Turkey’s central bank said Thursday it was keeping a close eye on rising inflation as it left its key interest rate unchanged at 19 percent for the fifth month, Agence France-Presse reported.
The bank said “high levels of inflation expectations continue to pose risks to the pricing behavior and inflation outlook” and reaffirmed its promise to keep its policy rate above that of inflation.
Consumer price increases accelerated to a two-year high of 18.95 percent in annual terms last month.
The lira was trading at around 8.54 to the dollar 30 minutes after the rate decision was announced.
The bank’s decision came despite nagging pressure from President Recep Tayyip Erdoğan to lower borrowing costs as quickly as possible to improve Turkey’s growth prospects.
Erdoğan reaffirmed his unorthodox belief that high interest rates cause inflation instead of tamping it down last week.
“There will be no high interest rates. High interest rates will bring us high inflation,” Erdoğan said in a television interview.
“The month of August is a breaking point. With August, God willing, we will switch to low inflation.”
The Capital Economics consultancy in London said the rate decision probably left Erdoğan “disappointed.”

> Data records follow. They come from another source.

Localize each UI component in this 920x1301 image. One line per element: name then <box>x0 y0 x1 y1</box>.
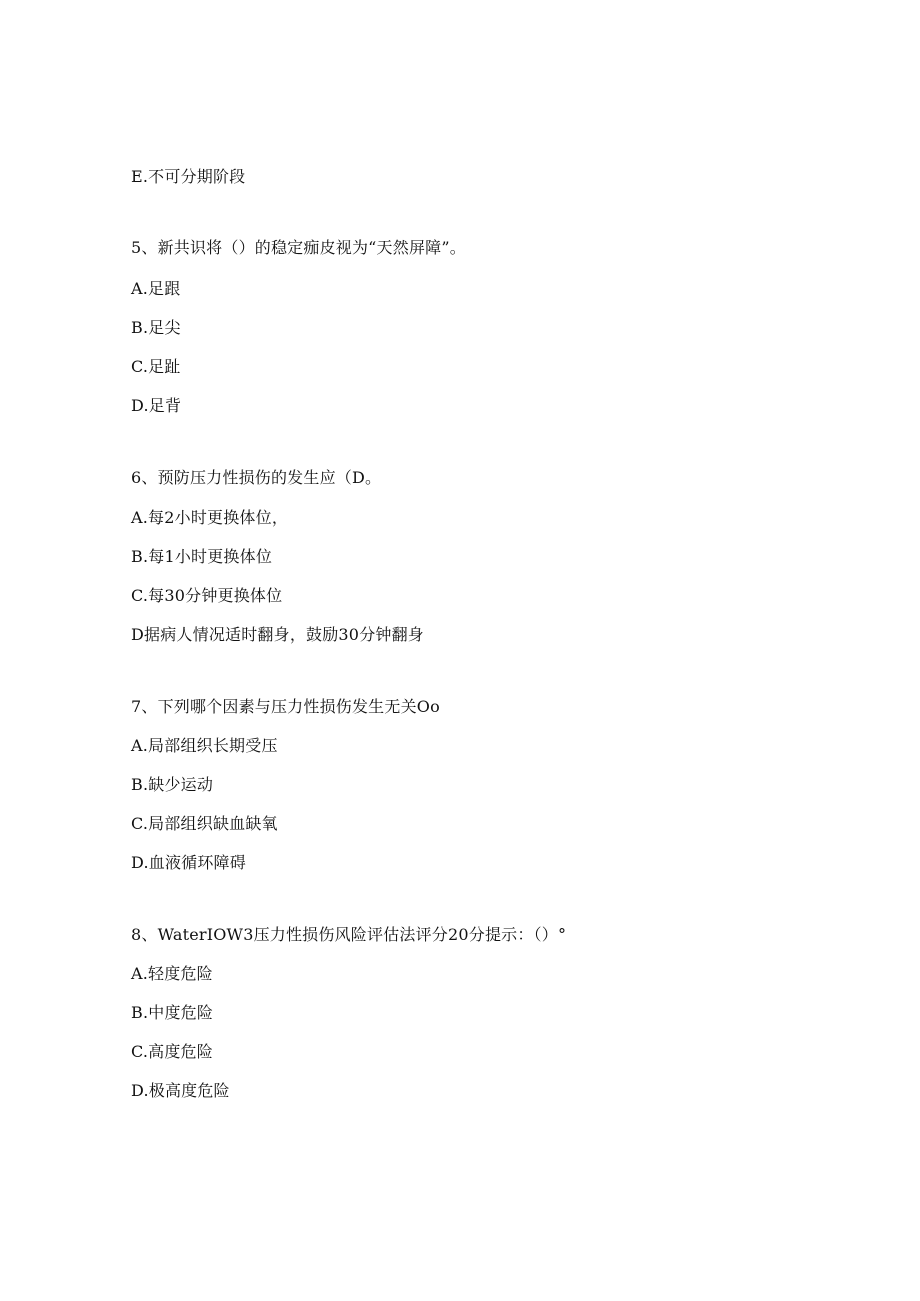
q8-option-b: B.中度危险 <box>131 1003 214 1022</box>
q6-option-a: A.每2小时更换体位， <box>131 508 289 527</box>
q8-option-d: D.极高度危险 <box>131 1081 230 1100</box>
q5-option-a: A.足跟 <box>131 279 181 298</box>
q6-stem: 6、预防压力性损伤的发生应（D。 <box>131 468 382 487</box>
q8-stem: 8、WaterIOW3压力性损伤风险评估法评分20分提示：（）° <box>131 925 567 944</box>
q8-option-a: A.轻度危险 <box>131 964 213 983</box>
q7-option-d: D.血液循环障碍 <box>131 853 246 872</box>
q5-option-d: D.足背 <box>131 396 182 415</box>
q5-option-b: B.足尖 <box>131 318 181 337</box>
q7-stem: 7、下列哪个因素与压力性损伤发生无关Oo <box>131 697 440 716</box>
q6-option-c: C.每30分钟更换体位 <box>131 586 283 605</box>
q5-option-c: C.足趾 <box>131 357 181 376</box>
q8-option-c: C.高度危险 <box>131 1042 213 1061</box>
q7-option-a: A.局部组织长期受压 <box>131 736 278 755</box>
q4-option-e: E.不可分期阶段 <box>131 167 246 186</box>
q7-option-b: B.缺少运动 <box>131 775 214 794</box>
q7-option-c: C.局部组织缺血缺氧 <box>131 814 278 833</box>
q5-stem: 5、新共识将（）的稳定痂皮视为“天然屏障”。 <box>131 238 466 257</box>
q6-option-b: B.每1小时更换体位 <box>131 547 273 566</box>
q6-option-d: D据病人情况适时翻身，鼓励30分钟翻身 <box>131 625 424 644</box>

“We think that an easing cycle is unlikely to commence until late this year when inflation looks set to fall sharply as the effects of previous falls in the lira start to unwind and [central bank chief Şahap] Kavcıoğlu looks to [fulfill] the president’s desire,” its analyst Jason Tuvey wrote.
But others said the pressure would be on the bank — which has gone through four governors in two years — to cut rates at its meeting next month.
“Erdoğan said that inflation would fall from August, so I guess that means he will expect a rate cut in September,” Timothy Ash of BlueBay Asset Management in London remarked.